Overmoed

De Volkskrant, 14 mei 2011

Afgelopen zondagavond had mijn vriend R. in zijn achtertuin een scherm gezet voor de KNVB-bekerfinale. R. is aanhanger van Ajax. De andere aanwezigen waren ook Ajacieden. Ik ben daarentegen aanhanger van de club die bovenaan staat, dat wil zeggen: bovenaan het tweede rijtje.

Ik was te laat. Toen ik in R.’s tuin aankwam, was er al twee keer gescoord. R. begroette mij met zijn glas in de lucht.

‘Kat in het bakkie!’, riep hij. R. weet dat ik voor Feyenoord ben, maar net als veel Ajacieden denkt hij mij een plezier te doen met het welvaren van zijn club. Enkele – volwassen – Ajaxfans in mijn kennissenkring sturen mij koddige afzeik-sms’jes bij winst van Ajax of zeperds van Feyenoord, waar niemand beter van wordt, behalve kapitalistische telecombedrijven.

‘Nu de beker, volgende week de titel!’, voegde R. er vastberaden aan toe, met een natuurlijke overmoedigheid die Ajax-aanhangers eigen is. Op dat moment scoorde Twentespeler Brama kinderlijk eenvoudig 2-1. Mijn vrienden haalden grinnikend hun schouders op.

‘Wordt het 5-1, ook goed’, zei een vriend. Zoals Simon Carmiggelt ooit schreef: ‘Ze kunnen geestig zijn in Amsterdam, daar word je wel eens beroerd van.’

Het werd 2-3. Tot verbijstering van mijn vrienden.

En toen gebeurde er deze week iets dat ik niet voor mogelijk had gehouden. Drie dagen na de verloren bekerfinale sprak ik mijn vriend A., zo mogelijk de grootste Ajaxfan die ik ken. Ik condoleerde hem met de wedstrijd van afgelopen zondag, ingetogen, omdat ik weet dat het verlies hem echt emotioneel raakt.

A. had niet naar de wedstrijd durven kijken, uit angst dat de spanning hem te groot zou worden. Ik vroeg hoe dat dan morgen moet, als Ajax en Twente in de Arena om het landskampioenschap strijden.

‘We gaan verliezen’, zei hij kalm, met dezelfde intonatie als waarmee Samuel L. Jackson in Pulp Fiction zei: ‘I had what alcoholics refer to as a moment of clarity.’ Verbaasd herhaalde ik zijn antwoord. A. knikte met berustende ogen. Amsterdammers die denken te gaan verliezen, mijn wereldbeeld kantelde.

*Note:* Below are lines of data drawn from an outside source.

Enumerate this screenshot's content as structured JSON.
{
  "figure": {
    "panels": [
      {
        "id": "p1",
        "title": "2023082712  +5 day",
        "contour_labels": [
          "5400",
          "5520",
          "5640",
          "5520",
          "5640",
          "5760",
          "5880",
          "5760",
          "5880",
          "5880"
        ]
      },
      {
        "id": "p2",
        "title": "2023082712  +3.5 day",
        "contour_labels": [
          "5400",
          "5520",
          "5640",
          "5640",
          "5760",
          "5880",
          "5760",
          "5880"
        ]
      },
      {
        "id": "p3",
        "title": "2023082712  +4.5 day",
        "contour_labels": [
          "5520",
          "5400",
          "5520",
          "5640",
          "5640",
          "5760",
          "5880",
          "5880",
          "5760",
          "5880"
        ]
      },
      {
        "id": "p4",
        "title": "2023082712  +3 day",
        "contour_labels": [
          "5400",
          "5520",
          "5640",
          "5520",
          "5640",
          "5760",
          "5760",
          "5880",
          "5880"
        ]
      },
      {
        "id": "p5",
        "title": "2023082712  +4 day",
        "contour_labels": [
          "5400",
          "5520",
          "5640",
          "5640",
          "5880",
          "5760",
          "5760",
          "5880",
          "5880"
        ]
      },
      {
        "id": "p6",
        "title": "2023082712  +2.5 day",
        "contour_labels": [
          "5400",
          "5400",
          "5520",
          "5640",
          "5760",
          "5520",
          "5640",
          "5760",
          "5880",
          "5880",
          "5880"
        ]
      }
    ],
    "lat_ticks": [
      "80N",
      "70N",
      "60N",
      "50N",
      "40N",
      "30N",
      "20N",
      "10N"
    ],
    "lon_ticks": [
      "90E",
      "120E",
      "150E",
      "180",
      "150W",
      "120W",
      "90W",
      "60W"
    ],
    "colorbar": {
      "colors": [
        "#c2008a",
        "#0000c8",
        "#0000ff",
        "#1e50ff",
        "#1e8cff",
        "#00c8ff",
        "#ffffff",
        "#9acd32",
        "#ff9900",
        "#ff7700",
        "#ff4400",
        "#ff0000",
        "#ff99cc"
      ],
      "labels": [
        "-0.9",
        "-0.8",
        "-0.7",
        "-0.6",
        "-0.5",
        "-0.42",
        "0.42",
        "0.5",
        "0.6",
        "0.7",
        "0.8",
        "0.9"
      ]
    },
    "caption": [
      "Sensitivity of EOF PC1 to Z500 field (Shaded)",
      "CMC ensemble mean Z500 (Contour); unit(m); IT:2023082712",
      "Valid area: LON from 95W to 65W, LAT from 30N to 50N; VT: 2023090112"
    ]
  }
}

En donderde om toen ik eergisteren bij de Amsterdamse VU een hardcore Ajaxsupporter genaamd Jeroen, die al drie dagen niet kon slapen van de spanning, hoorde verkondigen dat hij er niet meer in geloofde. ‘Twente is veel beter’, zei hij.

Nederige Ajacieden, wat is er in godenzonennaam aan de hand? Gisteren: een Ajacied die zei dat hij zijn geld op de Tukkers zou zetten. Gisteravond: mijn vriend R., die vorige week zo aandoenlijk te vroeg juichte. Het ‘derde sterretje’ zat er dit jaar niet in, zei hij, waarop ik werd overmand door een gevoel dat ik niet kende: medelijden met Ajacieden.

Nee, dan die arrogante Tukkers. Dat zijn de Amsterdammers van nu. Die denken het Kampioenschap al binnen te hebben. Iedereen in Twente houdt maandag vrij, het marktplein is al besproken, Adjes overwinningslied staat klaar. Dat kan er godsamme toch godsamme alleen maar op wijzen dat Ajax morgen godsamme alsnog gaat winnen?

Misschien moet ik die gedachte uit voorzorg snel naar mijn Ajax-vrienden sms’en, om hun zelfvertrouwen en overmoedigheid op te krikken voor het te laat is. ‘Kop op jongens, neuzen omhoog, jullie maken echt een kans.’ En dan hopen dat ze er in trappen.